祖父は、自分が幼い頃から年数回会いに行くと、喜んでくれて、幼い自分にとっては大きすぎるような額のお小遣いをくれた。祖父は年金暮らしで、お金もあまりいらないから、子供や孫に渡したいと言っていた。

80代後半のころまで畑では野菜の世話をしていて、僕ら孫が訪ねると、一番楽しい収穫をやらせてくれた。一緒に庭の世話をしたこともよくあった。祖父はとにかく畑が好きで、祖父の家で朝起きると、日が明けた頃から祖父は草抜きをしていた。日が昇った頃には休憩で、砂糖とミルクのたっぷり入ったアイスコーヒーを差し入れた。

国鉄に勤めていた祖父は若い頃、戦争で当時の満州まで行って鉄道敷設と戦闘をして、爆撃を近くで体験して、仲間を失いながらも生きて帰ってきた。多くを語らなかったが、戦後70年以上経っても、当時の場景をときどき夢に見てうなされると言っていた。

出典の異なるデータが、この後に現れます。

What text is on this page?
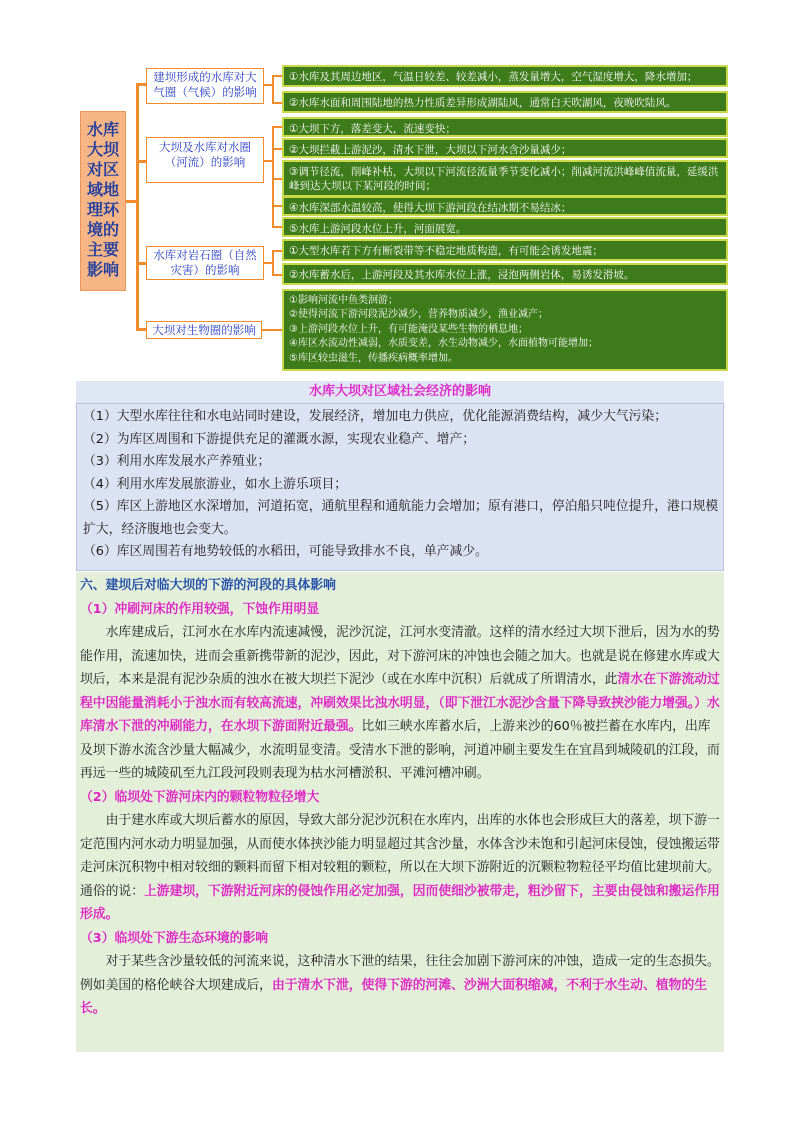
水库大坝对区域地理环境的主要影响
建坝形成的水库对大气圈（气候）的影响
①水库及其周边地区，气温日较差、较差减小，蒸发量增大，空气湿度增大，降水增加；
②水库水面和周围陆地的热力性质差异形成湖陆风，通常白天吹湖风，夜晚吹陆风。
大坝及水库对水圈（河流）的影响
①大坝下方，落差变大，流速变快；
②大坝拦截上游泥沙，清水下泄，大坝以下河水含沙量减少；
③调节径流，削峰补枯，大坝以下河流径流量季节变化减小；削减河流洪峰峰值流量，延缓洪峰到达大坝以下某河段的时间；
④水库深部水温较高，使得大坝下游河段在结冰期不易结冰；
⑤水库上游河段水位上升，河面展宽。
水库对岩石圈（自然灾害）的影响
①大型水库若下方有断裂带等不稳定地质构造，有可能会诱发地震；
②水库蓄水后，上游河段及其水库水位上涨，浸泡两侧岩体，易诱发滑坡。
大坝对生物圈的影响
①影响河流中鱼类洄游；
②使得河流下游河段泥沙减少，营养物质减少，渔业减产；
③上游河段水位上升，有可能淹没某些生物的栖息地；
④库区水流动性减弱，水质变差，水生动物减少，水面植物可能增加；
⑤库区较虫滋生，传播疾病概率增加。
水库大坝对区域社会经济的影响

（1）大型水库往往和水电站同时建设，发展经济，增加电力供应，优化能源消费结构，减少大气污染；

（2）为库区周围和下游提供充足的灌溉水源，实现农业稳产、增产；

（3）利用水库发展水产养殖业；

（4）利用水库发展旅游业，如水上游乐项目；

（5）库区上游地区水深增加，河道拓宽，通航里程和通航能力会增加；原有港口，停泊船只吨位提升，港口规模扩大，经济腹地也会变大。

（6）库区周围若有地势较低的水稻田，可能导致排水不良，单产减少。

六、建坝后对临大坝的下游的河段的具体影响

（1）冲刷河床的作用较强，下蚀作用明显

水库建成后，江河水在水库内流速减慢，泥沙沉淀，江河水变清澈。这样的清水经过大坝下泄后，因为水的势能作用，流速加快，进而会重新携带新的泥沙，因此，对下游河床的冲蚀也会随之加大。也就是说在修建水库或大坝后，本来是混有泥沙杂质的浊水在被大坝拦下泥沙（或在水库中沉积）后就成了所谓清水，此清水在下游流动过程中因能量消耗小于浊水而有较高流速，冲刷效果比浊水明显，（即下泄江水泥沙含量下降导致挟沙能力增强。）水库清水下泄的冲刷能力，在水坝下游面附近最强。比如三峡水库蓄水后，上游来沙的60％被拦蓄在水库内，出库及坝下游水流含沙量大幅减少，水流明显变清。受清水下泄的影响，河道冲刷主要发生在宜昌到城陵矶的江段，而再远一些的城陵矶至九江段河段则表现为枯水河槽淤积、平滩河槽冲刷。

（2）临坝处下游河床内的颗粒物粒径增大

由于建水库或大坝后蓄水的原因，导致大部分泥沙沉积在水库内，出库的水体也会形成巨大的落差，坝下游一定范围内河水动力明显加强，从而使水体挟沙能力明显超过其含沙量，水体含沙未饱和引起河床侵蚀，侵蚀搬运带走河床沉积物中相对较细的颗料而留下相对较粗的颗粒，所以在大坝下游附近的沉颗粒物粒径平均值比建坝前大。通俗的说：上游建坝，下游附近河床的侵蚀作用必定加强，因而使细沙被带走，粗沙留下，主要由侵蚀和搬运作用形成。

（3）临坝处下游生态环境的影响

对于某些含沙量较低的河流来说，这种清水下泄的结果，往往会加剧下游河床的冲蚀，造成一定的生态损失。例如美国的格伦峡谷大坝建成后，由于清水下泄，使得下游的河滩、沙洲大面积缩减，不利于水生动、植物的生长。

長年連れ添った祖母が亡くなったとき、涙を流しながら、赤十字の活動への支援とキリスト教的なものへの親しみを持っていた祖母をマリア様のようだったと語っていた。家には祖母が亡くなった後にも、擦りガラスに赤いビニールテープで貼られた十字が残っていた。

祖父は勉強家で、詩吟を習い、中国の古典を辞書を引きながら読んでいた。仏教への関心も強く、自分で覚えた念仏を唱えていた。晩年、彼が安らかなように生活を送れたのは、仏教への強い親しみからなのかと思う。

身の回りの整理をするように、僕らが訪ねる度に自分の本はいらないかと、配っていた。僕の実家の本棚にもそうして貰った本がいくつか置いてある。

 

たまに冗談のように祖父は「朝起きたらそのまま死んでいたら幸せだ」というようなことを口にしていた。それは悲しみというよりも達観したような言葉だった。

彼の最期は彼の願いのようなものだったのだろうか。

僕はどんなふうに生きていけばいいんだろうか。

すぐには答えは出せなさそうだけど、今は遠い空から祈るしかない。

R.I.P. 安らかにお休みください。